= Wesley Guard Lyttle =

Irish newspaper publisher and editor (1844-1886)

Wesley Guard Lyttle (real name Wesley Greenhill Lyttle, pseudonym Robin, 15 April 1844 - 30 October 1896) was an Irish newspaper publisher, writer and editor.

==Life==
He was born in Newtownards, County Down. He worked as a junior reporter, schoolteacher, and editor, among other occupations. He was well known as an entertainer, often in the guise of his alter-ego "Robin", a jovial country farmer who regaled his audiences in Ulster-Scots dialect. For most of the 1870s Lyttle lived in Belfast where he began to write and perform his humorous monologues. From 1880 he owned and edited the North Down Herald. Lyttle moved the newspaper to Bangor in 1883 where it became the North Down Herald and Bangor Gazette, a strong Liberal and Home Rule paper. He published his humorous monologues as Robin’s Readings and continued to give public performances.

Lyttle is probably best remembered today for his novel Betsy Gray, or, The Hearts of Down.

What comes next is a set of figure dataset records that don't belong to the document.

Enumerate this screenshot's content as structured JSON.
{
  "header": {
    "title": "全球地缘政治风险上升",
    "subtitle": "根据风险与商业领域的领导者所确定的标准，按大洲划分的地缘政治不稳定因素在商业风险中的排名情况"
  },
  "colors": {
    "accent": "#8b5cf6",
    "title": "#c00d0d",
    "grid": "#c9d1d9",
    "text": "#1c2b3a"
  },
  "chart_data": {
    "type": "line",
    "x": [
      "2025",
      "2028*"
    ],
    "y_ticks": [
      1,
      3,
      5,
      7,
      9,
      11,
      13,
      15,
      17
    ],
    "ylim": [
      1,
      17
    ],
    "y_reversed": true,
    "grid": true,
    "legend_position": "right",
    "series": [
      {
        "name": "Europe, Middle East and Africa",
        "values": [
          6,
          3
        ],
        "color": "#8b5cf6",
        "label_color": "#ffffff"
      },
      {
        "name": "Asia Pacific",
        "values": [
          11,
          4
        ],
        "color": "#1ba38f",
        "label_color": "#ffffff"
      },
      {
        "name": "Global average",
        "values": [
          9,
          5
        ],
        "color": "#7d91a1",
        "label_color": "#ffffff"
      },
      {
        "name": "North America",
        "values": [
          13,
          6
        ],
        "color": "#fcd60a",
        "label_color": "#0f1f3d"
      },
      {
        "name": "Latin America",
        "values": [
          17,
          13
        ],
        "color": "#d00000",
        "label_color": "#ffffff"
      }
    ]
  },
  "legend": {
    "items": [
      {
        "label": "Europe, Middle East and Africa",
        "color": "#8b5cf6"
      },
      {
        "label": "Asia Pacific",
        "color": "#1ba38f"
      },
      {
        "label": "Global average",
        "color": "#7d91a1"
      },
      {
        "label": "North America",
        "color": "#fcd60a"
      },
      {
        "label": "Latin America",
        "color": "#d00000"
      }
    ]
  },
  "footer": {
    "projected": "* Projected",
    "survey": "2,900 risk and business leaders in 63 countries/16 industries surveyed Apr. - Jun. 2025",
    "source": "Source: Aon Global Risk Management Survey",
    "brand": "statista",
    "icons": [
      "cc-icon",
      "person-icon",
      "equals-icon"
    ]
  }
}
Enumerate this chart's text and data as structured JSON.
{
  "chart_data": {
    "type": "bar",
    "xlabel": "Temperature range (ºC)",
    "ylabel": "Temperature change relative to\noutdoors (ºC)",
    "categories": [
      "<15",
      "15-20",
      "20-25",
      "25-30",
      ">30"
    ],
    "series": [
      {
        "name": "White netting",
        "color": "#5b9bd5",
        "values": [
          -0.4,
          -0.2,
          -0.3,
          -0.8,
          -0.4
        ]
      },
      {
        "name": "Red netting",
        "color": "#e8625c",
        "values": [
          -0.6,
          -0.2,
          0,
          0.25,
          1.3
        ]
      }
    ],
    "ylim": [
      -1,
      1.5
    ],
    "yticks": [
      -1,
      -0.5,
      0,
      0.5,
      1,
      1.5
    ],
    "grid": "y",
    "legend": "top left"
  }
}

It first appeared in serial form in the Herald, beginning on 7 November 1885. It is a semi-historical account of Betsy Gray, a Presbyterian peasant girl who became a leader of the pikemen in the front ranks at the Battle of Ballynahinch, during the Irish rebellion of 1798. Lyttle provides a vivid, if not entirely historically accurate, account of the Rebellion in County Down, and the events immediately leading up to the insurrection.

His name is usually given as Wesley Guard Lyttle, due to an error in his obituary in the Belfast News-Letter, 2 November 1896.

==Select works==
- Robin's Readings, Eight Vols.
- Sons of the Sod: A Tale of County Down, 1886.
- Betsy Gray, 1888
- The Smugglers of Strangford Lough.
- Daft Eddie, 1889.
- Two Irish Arthurian Romances, published 1908.